Isınmaya başlıyor iyice,

Sanırım sıcak tarafında itelemişim,

Boşver dolsun gitsin, diye düşünüp,

Karşımda dikelen solgun fayansları yorgan yapmış duvarın

Aldatıcı yansımasına bakıyordum...


Kapının eşiğine doğru, bilemediğim bir nedenden dolayı fırlattığım sigara pakedim,

Ve çakmağım bir iki karış sağ tarafına doğru savurlmuş,

Canım çekti,

Elimi lavabodan çıkarmadan uzanabilir miydim?

Denedim,

Önce pakedi iki üç hamleyle sol elimin parmaklarıyla kıpırdandırıp kendime çektim,

Çakmağı da sol ayağımı bedenimi sağıma kasarak uzatıp çektim kendime,

Sonra her ikisini de topralayıp yaktım,

Önce dudaklarıma tütünü,

Sonra da ateşi çarşafa tutturarak ortaya çıkan sisli gerçeği içime çektim...

Napıyordum ben?

Bu banyoda,

Bu lavabo yanı iskemlede oturarak, ne bok yiyordum burda?


Bilmiyorum diye dumanımla beraber attım kelimeyi fısıltılarımla karıştırarak...

Elimi çekmem lazımdı, su iyice ısınmıştı...


Çektim ve baktım avuçlarımın içine,

Biraz ılık gibi duruyordu, yüzüm, ellerimin sinirlerinden daha çok hissediyordu ılıklığı,

Yüzüme bastım,

Kapalı gözlerimin, aklıma serdiği kara bir çarşaf üzerinde,

Islak temaslarla beliren bir avuç,

Ve içimde sigaramın içime çekilmesi gerektiğini haykıran bir istek gördüm,

Aklım da bulanıyordu,

Gözlerimi kapalı tutmaya devam ettim,

El yordamıyla sigarayı dudağımın kenarına tutuşrudum ,

Ve baktım o göz kapaklarının örttüğü karanlığın içine,

Elim ayrılmamıştı suratıma,

Kapanıklığının o nefes nemiyle hissettirdiği dudaklarımın ucunu hissediyordum,

Ve gözlerimin önü hala karanlık,

Bir şeyler kıpırdıyordu,

Bakışlarımı kapatan bu derileri deşip geçen bir iki belirsiz illüzyon,

Ama göğüs kafesi daha da belirginleştiriyordu her şeyi,

O anlatıyordu ve bu kıpırtılar oynamaya devam ediyordu...

Onları seçemiyordum,

Lavabonun içine dolan suyun sesleri gürleşmeye

Ve oracıkta oluşan su kütlesinin bedenini deşmeye başlıyordu,

Bu bariton feryatlar taşan bir suyun ruhunu resmediyordu kulaklardan gözlere...

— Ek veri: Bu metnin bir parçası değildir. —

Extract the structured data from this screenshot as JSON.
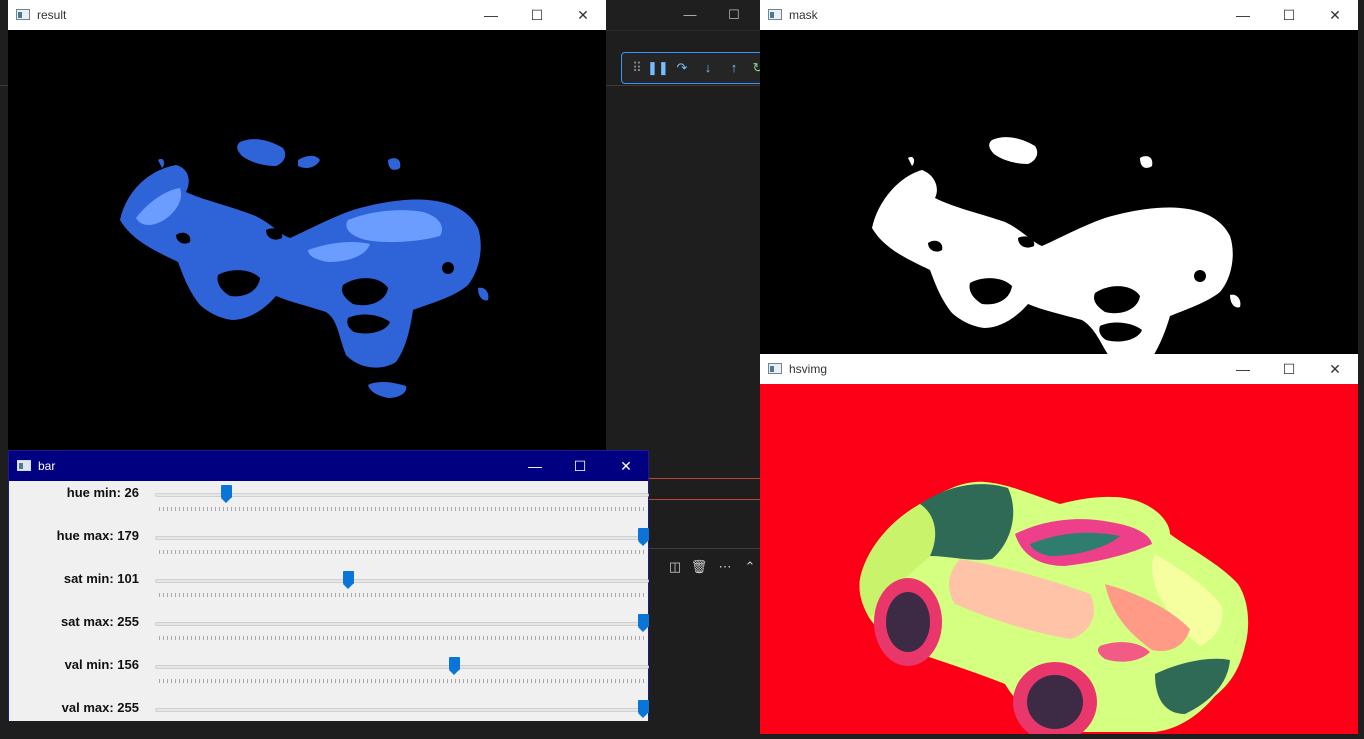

Ve su paylaşmak istedi, taşıpi kaynar bedenini dizime değdirdi,

Canım yandı,

Yeter,

Dedim,

İrkildim,

Ona yardım etmeliydim,

Evet bunu yapmam gerekiyordu, yoksa sabaha kadar haykıracaktı vahşice,

Nasıl yapabilirdim ki?

Dibine tıkadığım bezi çekmem gerekirdi,

Bunu ona ben yapmıştım,

Islak bir ızdırap doğurmuştum kendi kendime,

Yanan da haykıran da ben olmamıştım,

Ama şimdi olmam gerekiyordu,

Buharlar yükseliyordu lavabodan,

Taşan su yerden ayaklarıma ulaşıp, yalvarırcasına yakıyordu...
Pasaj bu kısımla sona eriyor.